Erschienen in Lankwitz Journal April/Mai 2021
Ihre Tiere sind ihr Kapital und ihre Zukunft: Zirkusleute gehen mit ihren Gefährten – egal ob zwei- oder vierbeinig – durch dick und dünn.
Und so gilt im Lockdown die Sorge der Familie Rogalli vom „Zirkus Rogall“ in erster Linie ihren Tieren. Sie satt zu bekommen, fit und einsatzbereit zu halten, daran setzen sie gemeinsam mit ihren zwei Mitarbeitern viel tägliche Energie im Lankwitzer Winterquartier an der Birkbuschstraße 54, das sie bereits im vierten Jahr vom Bezirk Steglitz-Zehlendorf für die Winterzeit zur Verfügung gestellt bekommen haben. Auch im zweiten Shutdown ist der Optimismus der Familie, die keine Corona-Hilfe bekommt, auf eine harte Probe gestellt worden.
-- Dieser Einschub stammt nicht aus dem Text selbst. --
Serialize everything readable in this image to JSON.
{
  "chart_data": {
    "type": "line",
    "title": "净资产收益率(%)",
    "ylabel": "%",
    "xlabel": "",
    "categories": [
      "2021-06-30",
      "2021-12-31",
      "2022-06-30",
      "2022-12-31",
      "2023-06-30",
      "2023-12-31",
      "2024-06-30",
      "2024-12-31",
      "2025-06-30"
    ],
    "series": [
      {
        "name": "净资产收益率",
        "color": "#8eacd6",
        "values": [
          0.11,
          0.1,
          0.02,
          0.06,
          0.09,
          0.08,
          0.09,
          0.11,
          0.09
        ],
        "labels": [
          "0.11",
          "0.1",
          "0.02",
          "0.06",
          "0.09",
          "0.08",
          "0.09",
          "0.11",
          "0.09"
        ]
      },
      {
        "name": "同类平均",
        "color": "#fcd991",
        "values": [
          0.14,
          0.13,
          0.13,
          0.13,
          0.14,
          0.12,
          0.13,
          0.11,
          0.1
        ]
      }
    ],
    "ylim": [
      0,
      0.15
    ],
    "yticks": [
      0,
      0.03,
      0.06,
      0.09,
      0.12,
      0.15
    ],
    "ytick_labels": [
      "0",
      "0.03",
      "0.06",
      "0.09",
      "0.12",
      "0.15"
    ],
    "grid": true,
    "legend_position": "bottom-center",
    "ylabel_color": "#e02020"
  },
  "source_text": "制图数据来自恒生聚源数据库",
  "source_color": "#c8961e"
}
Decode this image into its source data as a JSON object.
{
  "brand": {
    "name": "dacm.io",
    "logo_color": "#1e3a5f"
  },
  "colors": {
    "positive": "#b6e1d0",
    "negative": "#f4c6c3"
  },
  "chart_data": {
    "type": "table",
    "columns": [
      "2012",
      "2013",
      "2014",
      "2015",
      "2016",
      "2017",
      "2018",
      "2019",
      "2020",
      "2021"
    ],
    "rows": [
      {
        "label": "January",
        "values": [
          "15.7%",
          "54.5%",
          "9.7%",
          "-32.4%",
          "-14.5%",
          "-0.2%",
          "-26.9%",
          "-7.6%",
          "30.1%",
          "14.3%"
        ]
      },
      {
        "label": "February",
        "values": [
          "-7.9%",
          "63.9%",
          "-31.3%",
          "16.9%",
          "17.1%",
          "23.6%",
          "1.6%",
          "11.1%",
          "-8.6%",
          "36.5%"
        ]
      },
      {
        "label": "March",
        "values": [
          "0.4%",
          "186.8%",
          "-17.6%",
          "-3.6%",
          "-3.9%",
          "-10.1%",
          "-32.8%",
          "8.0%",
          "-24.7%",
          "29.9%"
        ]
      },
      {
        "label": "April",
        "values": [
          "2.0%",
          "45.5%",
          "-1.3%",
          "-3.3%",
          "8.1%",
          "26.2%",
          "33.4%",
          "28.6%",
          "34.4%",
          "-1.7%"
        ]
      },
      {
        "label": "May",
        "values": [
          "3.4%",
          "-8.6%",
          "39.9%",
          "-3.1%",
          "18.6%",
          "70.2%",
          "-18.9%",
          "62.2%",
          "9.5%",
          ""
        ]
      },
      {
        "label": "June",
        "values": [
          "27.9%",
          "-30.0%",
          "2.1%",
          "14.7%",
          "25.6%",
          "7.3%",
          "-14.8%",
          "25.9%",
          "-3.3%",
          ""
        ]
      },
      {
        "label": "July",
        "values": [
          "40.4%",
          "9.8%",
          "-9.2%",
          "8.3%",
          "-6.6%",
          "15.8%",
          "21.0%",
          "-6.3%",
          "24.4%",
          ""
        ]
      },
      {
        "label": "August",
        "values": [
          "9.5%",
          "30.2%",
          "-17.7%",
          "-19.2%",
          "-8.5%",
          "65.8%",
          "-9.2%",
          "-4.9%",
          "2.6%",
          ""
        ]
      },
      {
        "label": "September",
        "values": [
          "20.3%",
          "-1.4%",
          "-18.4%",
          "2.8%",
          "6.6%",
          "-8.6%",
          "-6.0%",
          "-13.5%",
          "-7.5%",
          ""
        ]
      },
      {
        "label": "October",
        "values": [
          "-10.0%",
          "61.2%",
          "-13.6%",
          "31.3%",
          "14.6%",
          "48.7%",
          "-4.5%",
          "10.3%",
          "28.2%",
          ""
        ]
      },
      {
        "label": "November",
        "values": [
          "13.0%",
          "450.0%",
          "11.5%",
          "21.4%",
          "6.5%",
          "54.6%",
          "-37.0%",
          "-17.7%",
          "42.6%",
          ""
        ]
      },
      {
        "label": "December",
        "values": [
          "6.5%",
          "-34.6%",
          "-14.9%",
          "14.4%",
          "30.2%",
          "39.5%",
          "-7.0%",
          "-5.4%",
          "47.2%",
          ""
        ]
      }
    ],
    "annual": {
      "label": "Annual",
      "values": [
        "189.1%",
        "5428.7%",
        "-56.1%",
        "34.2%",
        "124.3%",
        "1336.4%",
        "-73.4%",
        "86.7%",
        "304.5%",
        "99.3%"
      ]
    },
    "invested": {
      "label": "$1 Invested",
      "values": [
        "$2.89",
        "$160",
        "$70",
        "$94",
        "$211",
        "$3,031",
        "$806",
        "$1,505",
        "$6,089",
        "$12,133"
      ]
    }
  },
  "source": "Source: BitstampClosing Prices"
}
Die dringende Frage, die sie sich immer wieder stellt, lautet: „Wann dürfen wir wieder vor Publikum auftreten, und wann heißt es endlich wieder „Manege frei“?
Das 1977 von den Berlinern Hans-Jürgen und Sonja Rogalli gegründete Familienunternehmen wird heute in zweiter Generation von Roman Rogalli und seiner Frau Angela geführt. Ihre drei Kinder Celine-Michelle, Filano und Giorgio vertreten in der Manege mit artistischem Können und Fingerspitzengefühl für ihre tierischen Kollegen die bereits dritte Generation. Damit das Kindern und Erwachsenen so viel Freude spendende Lebenswerk ihrer Großeltern und Eltern auch weiter bestehen kann, benötigt das Zirkusunternehmen dringende Unterstützung aus der Bevölkerung, sei es durch Futterspenden oder finanzielle Zuwendung. Jeder Apfel, jede Möhre und jeder Euro zählt in dieser harten Pandemie-Zeit und kann vor Ort abgegeben werden.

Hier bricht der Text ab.